People of all ages participated in the rally. GSU sophomore Bethany Wright said she was “appalled by the appeals court denial of Davis’s right to fight for his life.”

Kimberly Hicks said she joined in the rally to support Davis because of “the inept representation at his trial and new information that might exonerate him. I think that the state has an obligation to hear new evidence. If they’re not willing to do that, who’s next?”

Others participating in the rally program included Georgia state senators Vincent Fort and Nan Orrock.

Rachele Fruit contributed to this article.
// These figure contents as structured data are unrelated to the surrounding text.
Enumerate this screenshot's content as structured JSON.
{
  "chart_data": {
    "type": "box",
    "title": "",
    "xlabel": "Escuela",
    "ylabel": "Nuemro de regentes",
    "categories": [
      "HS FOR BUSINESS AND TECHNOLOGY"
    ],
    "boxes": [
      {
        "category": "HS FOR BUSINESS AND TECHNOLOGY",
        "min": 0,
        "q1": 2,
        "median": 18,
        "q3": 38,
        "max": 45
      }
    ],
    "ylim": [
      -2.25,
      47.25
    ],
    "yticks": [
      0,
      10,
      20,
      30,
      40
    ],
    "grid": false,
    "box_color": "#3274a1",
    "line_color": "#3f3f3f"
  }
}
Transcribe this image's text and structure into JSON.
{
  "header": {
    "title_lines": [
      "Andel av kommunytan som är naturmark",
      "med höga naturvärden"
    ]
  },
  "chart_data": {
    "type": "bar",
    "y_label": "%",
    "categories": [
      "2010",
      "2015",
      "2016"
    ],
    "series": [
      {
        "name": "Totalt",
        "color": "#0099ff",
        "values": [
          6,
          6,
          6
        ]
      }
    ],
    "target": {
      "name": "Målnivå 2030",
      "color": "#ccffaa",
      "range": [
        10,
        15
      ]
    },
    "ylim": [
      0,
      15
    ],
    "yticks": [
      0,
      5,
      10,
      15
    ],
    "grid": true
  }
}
NEW YORK—More than 300 people rallied in Union Square May 19 to demand freedom for Troy Davis. “We’re here to say we’re going to fight to save his life,” Thenjiwe McHarris, an organizer for Amnesty International, told the crowd.

Lawrence Hayes, a former death row prisoner who was paroled in 1991, demanded that Davis be “granted clemency or given a pardon.”

There were also speakers from the NAACP, National Conference of Black Lawyers, National Lawyers Guild, and National Action Network.

Yusef Salaam, falsely convicted of rape in the 1989 Central Park jogger case when he was a teenager, spoke, demanding Davis be freed. The convictions of Salaam and four others were overturned in 2002.

Eunice Kim, a 16-year-old high school student from Long Island, came to the rally with a classmate. “This case is not just about Troy Davis, it’s about human rights,” she said. “Our own rights are only guaranteed when everyone’s rights are guaranteed.”

“There’s a lot of e-mail campaigns for Troy going on and that’s OK,” she said. “But what’s really important is to come out and protest with other people.”

Zack Moh, 18, a student at LaGuardia College, learned about Troy Davis for the first time at the rally. “I’ve never been a big fan of the police,” Moh said, “and then to hear how the witnesses were pressured by the cops to testify against Troy Davis, that’s crazy. His case deserves to be heard by the Supreme Court.”


WASHINGTON—“At our founding 100 years ago, the NAACP began in the struggle against legal lynching, where a Black man could be taken out of his jail cell, hung from a tree, and people would stand around and take pictures with his body,” Hilary Shelton, NAACP Washington Bureau director, told a spirited rally of more than 100 here.

“Today, a young man faces the same situation, and there are others on death row like him. That’s why we must commit to the fight to end the death penalty,” Shelton said.

Students from area campuses, political activists, and others filled the meeting room at the All Souls Unitarian Church. Other speakers included exonerated death row prisoner Shujaa Graham, U.S. representative Hank Johnson of Georgia, and Amnesty International executive director Larry Cox.